そう、人が多い。いつもの倍、いや3倍はいる。不思議がっていた
俺だが、すぐにその答えを教えてくれた者がいた。アナウンス。
「○○駅××駅区間第3踏切で人身事故があったため
現在運行を休止しております。お急ぎの所大変ご迷惑を
おかけ致しますが今しばらくお待ち下さい。」
喫煙所についた俺はまたも違和感を感じた。そう、喫煙者が
いない。ただのひとりもいない。みんな人が多いから
マナーをわきまえているのだろう。

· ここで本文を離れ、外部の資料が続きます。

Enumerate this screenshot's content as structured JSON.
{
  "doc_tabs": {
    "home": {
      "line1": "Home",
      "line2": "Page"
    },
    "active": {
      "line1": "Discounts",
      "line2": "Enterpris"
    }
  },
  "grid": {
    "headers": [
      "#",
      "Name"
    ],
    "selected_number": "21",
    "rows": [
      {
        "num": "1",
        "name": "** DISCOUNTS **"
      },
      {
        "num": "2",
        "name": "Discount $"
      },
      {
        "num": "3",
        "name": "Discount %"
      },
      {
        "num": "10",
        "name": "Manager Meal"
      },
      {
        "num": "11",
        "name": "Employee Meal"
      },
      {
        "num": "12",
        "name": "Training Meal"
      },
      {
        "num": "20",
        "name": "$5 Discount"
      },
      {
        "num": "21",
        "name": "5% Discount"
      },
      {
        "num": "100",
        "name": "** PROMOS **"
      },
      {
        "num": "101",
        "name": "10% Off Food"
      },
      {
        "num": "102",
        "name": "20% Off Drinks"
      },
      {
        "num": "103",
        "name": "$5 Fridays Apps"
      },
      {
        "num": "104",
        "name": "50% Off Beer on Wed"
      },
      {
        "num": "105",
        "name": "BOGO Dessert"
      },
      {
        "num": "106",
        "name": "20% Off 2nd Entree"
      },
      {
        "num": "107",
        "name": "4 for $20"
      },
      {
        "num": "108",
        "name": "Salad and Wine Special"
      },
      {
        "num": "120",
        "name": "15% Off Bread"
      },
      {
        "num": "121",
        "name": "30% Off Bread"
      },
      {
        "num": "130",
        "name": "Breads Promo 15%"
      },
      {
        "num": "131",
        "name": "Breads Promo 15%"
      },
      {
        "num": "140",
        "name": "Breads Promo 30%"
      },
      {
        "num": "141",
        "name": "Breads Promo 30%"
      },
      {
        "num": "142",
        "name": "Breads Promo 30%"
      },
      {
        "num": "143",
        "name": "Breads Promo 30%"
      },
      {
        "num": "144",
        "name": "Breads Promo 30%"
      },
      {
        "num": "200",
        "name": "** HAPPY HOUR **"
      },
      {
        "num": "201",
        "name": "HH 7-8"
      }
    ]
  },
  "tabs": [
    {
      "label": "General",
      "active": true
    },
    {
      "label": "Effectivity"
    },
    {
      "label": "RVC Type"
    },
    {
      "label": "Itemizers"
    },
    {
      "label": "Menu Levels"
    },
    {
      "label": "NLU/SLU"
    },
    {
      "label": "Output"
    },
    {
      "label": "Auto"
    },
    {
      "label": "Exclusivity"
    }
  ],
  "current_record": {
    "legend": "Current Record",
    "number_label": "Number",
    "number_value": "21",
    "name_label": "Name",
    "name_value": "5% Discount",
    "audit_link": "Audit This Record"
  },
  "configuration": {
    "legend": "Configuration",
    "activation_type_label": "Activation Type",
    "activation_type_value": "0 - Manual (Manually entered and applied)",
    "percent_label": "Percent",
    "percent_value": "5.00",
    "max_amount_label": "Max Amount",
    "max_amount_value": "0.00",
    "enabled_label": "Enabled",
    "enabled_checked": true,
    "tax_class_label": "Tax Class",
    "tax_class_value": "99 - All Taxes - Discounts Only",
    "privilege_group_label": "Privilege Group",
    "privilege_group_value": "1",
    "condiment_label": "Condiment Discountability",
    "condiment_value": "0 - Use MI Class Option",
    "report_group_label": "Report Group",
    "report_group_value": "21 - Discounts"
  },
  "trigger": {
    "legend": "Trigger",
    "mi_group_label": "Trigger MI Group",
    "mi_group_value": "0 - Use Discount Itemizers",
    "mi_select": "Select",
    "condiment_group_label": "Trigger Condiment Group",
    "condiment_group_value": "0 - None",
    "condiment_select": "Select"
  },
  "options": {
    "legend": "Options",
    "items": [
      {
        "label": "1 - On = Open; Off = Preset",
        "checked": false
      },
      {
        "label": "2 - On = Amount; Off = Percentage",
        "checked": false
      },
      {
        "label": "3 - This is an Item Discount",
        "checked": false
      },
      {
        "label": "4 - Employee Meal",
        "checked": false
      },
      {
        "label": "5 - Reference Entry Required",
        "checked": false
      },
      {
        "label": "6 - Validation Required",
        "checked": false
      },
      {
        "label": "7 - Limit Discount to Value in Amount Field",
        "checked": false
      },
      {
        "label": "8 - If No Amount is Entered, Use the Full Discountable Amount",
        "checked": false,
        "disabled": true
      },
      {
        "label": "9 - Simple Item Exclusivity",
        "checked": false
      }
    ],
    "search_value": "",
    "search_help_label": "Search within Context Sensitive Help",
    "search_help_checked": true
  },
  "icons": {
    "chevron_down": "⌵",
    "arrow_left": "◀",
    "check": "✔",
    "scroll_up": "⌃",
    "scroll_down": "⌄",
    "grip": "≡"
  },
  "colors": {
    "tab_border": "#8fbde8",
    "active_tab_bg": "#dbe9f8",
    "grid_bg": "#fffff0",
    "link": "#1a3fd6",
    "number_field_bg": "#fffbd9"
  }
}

利口なこった。
こんな事を考えながら、俺はお構いなしでたばこを
吸い始めた。
すると誰かがおぞましいほど咳き込み出したのである。
この世のものとは思えない咳き込み方。反対側のホームにも
優に届くであろう。今にでも戻しそうな勢いで咳をする。
明らかにわざとだ。これはまさしくキチガイ嫌煙者、キチ嫌だった。
実物をはじめて見たが馬鹿な奴だなと思いながら見ていると、
もはや咳ではなくなった。何かを吐いているように「オエー」
とまで言いだしたのだから手が付けられない。
もちろん、そいつの近くにいる連中も偉い迷惑していることだろう。
だがその原因を作っているのは紛れもない、俺だ。
その矛先は当然のように俺に向けられる。
周囲の刺すような視線それも1人や2人ではなく5人、10人。
その上おぞましい雄叫びが延々と続くのだから、とてもじゃないが
耐えられるものではない。
俺はやっと今日喫煙者がいない理由がわかった。
俺は最後の悪あがきといわんばかりにたばこをその場に落とし、
火も消さぬままその場を去った。
34 :
蛇威守猛火亜:02/02/16 22:57
∧Шл
蛇 ゚ー゚ )y-~~ ネタレスとはいえこの落ちはどこにあるんだ?
816 :ナースマニア :02/02/16 21:21
>>814 >>815 スマソ。ついな。
オレはネタ職人として地下で遊んでるよ。
■警官が偽証罪を知らないのか、作者が偽証罪を理解してないのか
偽証罪が被疑者の発言にすら適用される時代になったというのか?
作者に説明してもらいたい ぎゃははははははははははははははは
36 :
蛇威守猛火亜:02/02/16 23:36
∧Шл
蛇 ゚ー゚ )y-~~ 偽証罪って知ってるの?
>>35 子供の作文みたいなのを書いて「ネタ職人として地下で遊んでる」
最高だね、久々に大物の電波がこの板に来たのかな?
職人みたいだからリクエストするよ 藁)
駅のホームで喫煙していた人に注意するために非常ベルを
鳴らした嫌煙の話を是非書いてくれ 大藁)
下手に法律用語なんて混ぜなくていいからさ!
>>35 うん。さっき調べた。
オマエ法曹関係者? 結構詳しそうだな。
あとクレクレ君には書いてあげない。
自分で書け。
38 :
蛇威守猛火亜:02/02/16 23:53
∧Шл
蛇 ゚ー゚ )y-~~ ナースは高卒なのか?高卒程度の学力なら
偽証罪が証人に適用されることを知らなかったというのも
ある意味納得できる。しかも普段小説等は読まないから
知識として偽証罪というものを正しく理解してなかったんだね。